2

I have got 2 mongo databases. 1. Staging, 2. Production. In the staging we have around 5 collections of seed data, on which we run some batch jobs and populate few more say 3 collections. The 8 collection becomes seed data for the production which has user information + this seed data.

Is there any better patterns on managing the data push to the staging and from the staging to production. Right now we are trying to mongoexport all the collections and tar.gz it and archive it on network drive on each stage and mongoimport it.

Its very painful and taking long to export,import and archive which on gzipping is around 1.5 GB. Is there any good patterns to solve this problem?

vinothkr
  • 1,270
  • 12
  • 23
  • well, you may not need the file in the middle. piping mongoexport to mongoimport is a pretty fast way of doing things. See http://stackoverflow.com/questions/10624964/whats-the-fastest-way-to-copy-a-collection-within-the-same-database/10627056#10627056 – AD7six Oct 26 '12 at 11:42
  • I would like to archive them. For example, If the batch job had errors and i would like to rerun them on the same seed data. Or even revert back to older run data – vinothkr Oct 26 '12 at 11:45
  • then do both steps at once e.g. use [tee](http://en.wikipedia.org/wiki/Tee_(command)). there's no need to do things in serial – AD7six Oct 26 '12 at 11:51
  • Btw, what are "CD pipelines"? – Asya Kamsky Oct 30 '12 at 05:09
  • Its continuous delivery pipelines.

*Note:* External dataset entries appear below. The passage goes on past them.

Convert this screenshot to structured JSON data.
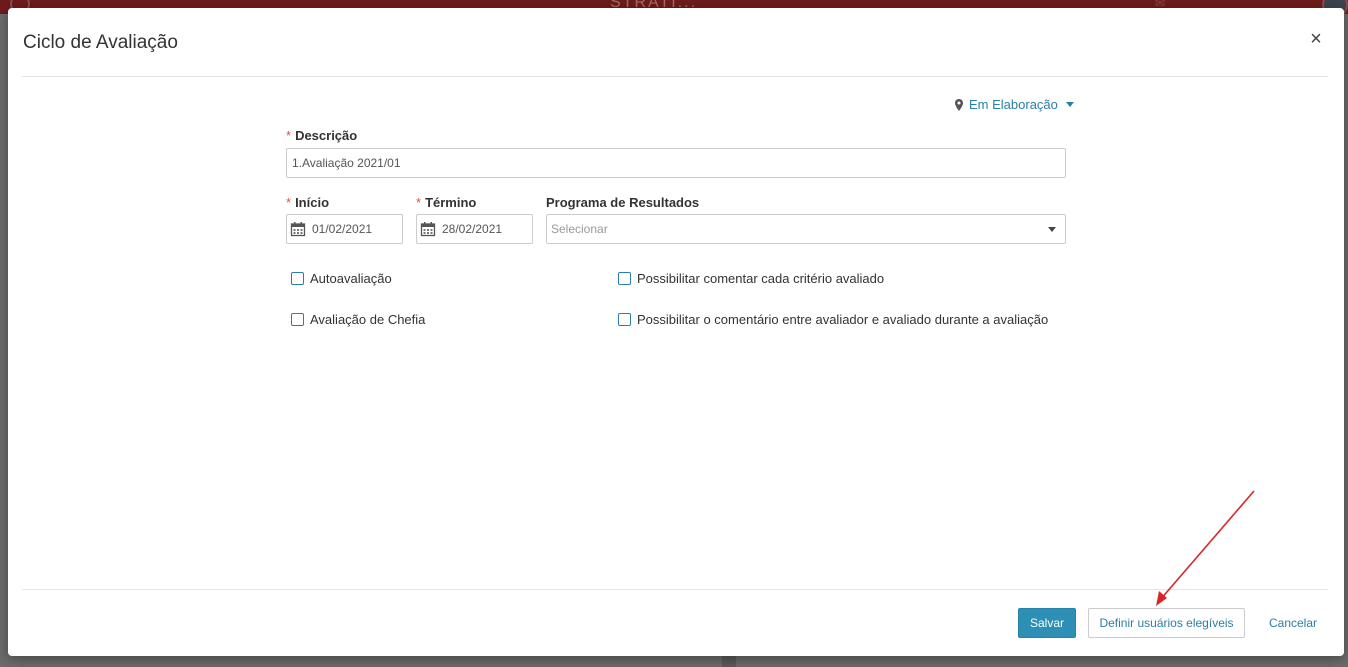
{
  "background_app": {
    "brand": "STRATI...",
    "topbar_color": "#6e1b1b"
  },
  "modal": {
    "title": "Ciclo de Avaliação",
    "close_symbol": "×"
  },
  "status": {
    "icon": "map-pin-icon",
    "label": "Em Elaboração"
  },
  "form": {
    "required_mark": "*",
    "descricao": {
      "label": "Descrição",
      "value": "1.Avaliação 2021/01"
    },
    "inicio": {
      "label": "Início",
      "value": "01/02/2021",
      "icon": "calendar-icon"
    },
    "termino": {
      "label": "Término",
      "value": "28/02/2021",
      "icon": "calendar-icon"
    },
    "programa": {
      "label": "Programa de Resultados",
      "placeholder": "Selecionar"
    },
    "checkboxes": [
      {
        "label": "Autoavaliação",
        "checked": false
      },
      {
        "label": "Possibilitar comentar cada critério avaliado",
        "checked": false
      },
      {
        "label": "Avaliação de Chefia",
        "checked": false
      },
      {
        "label": "Possibilitar o comentário entre avaliador e avaliado durante a avaliação",
        "checked": false
      }
    ]
  },
  "footer": {
    "save_label": "Salvar",
    "define_users_label": "Definir usuários elegíveis",
    "cancel_label": "Cancelar"
  },
  "colors": {
    "accent": "#2a7fa6",
    "primary_button": "#2d8fb3",
    "required": "#d9534f",
    "annotation_arrow": "#d9252a"
  }
}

Like the one in thoughtworks go. – vinothkr Oct 30 '12 at 11:48

1 Answers1

1

'mongoimport' and 'mongoexport' is meant to be used with data from outside systems - all data is translated into plain json and then back again into bson.

If you use 'mongodump' and 'mongorestore' you should see much better performance as both deal with bson directly which is more compact to store and does not require two translations (once to json and once from json).

Asya Kamsky
  • 41,784
  • 5
  • 109
  • 133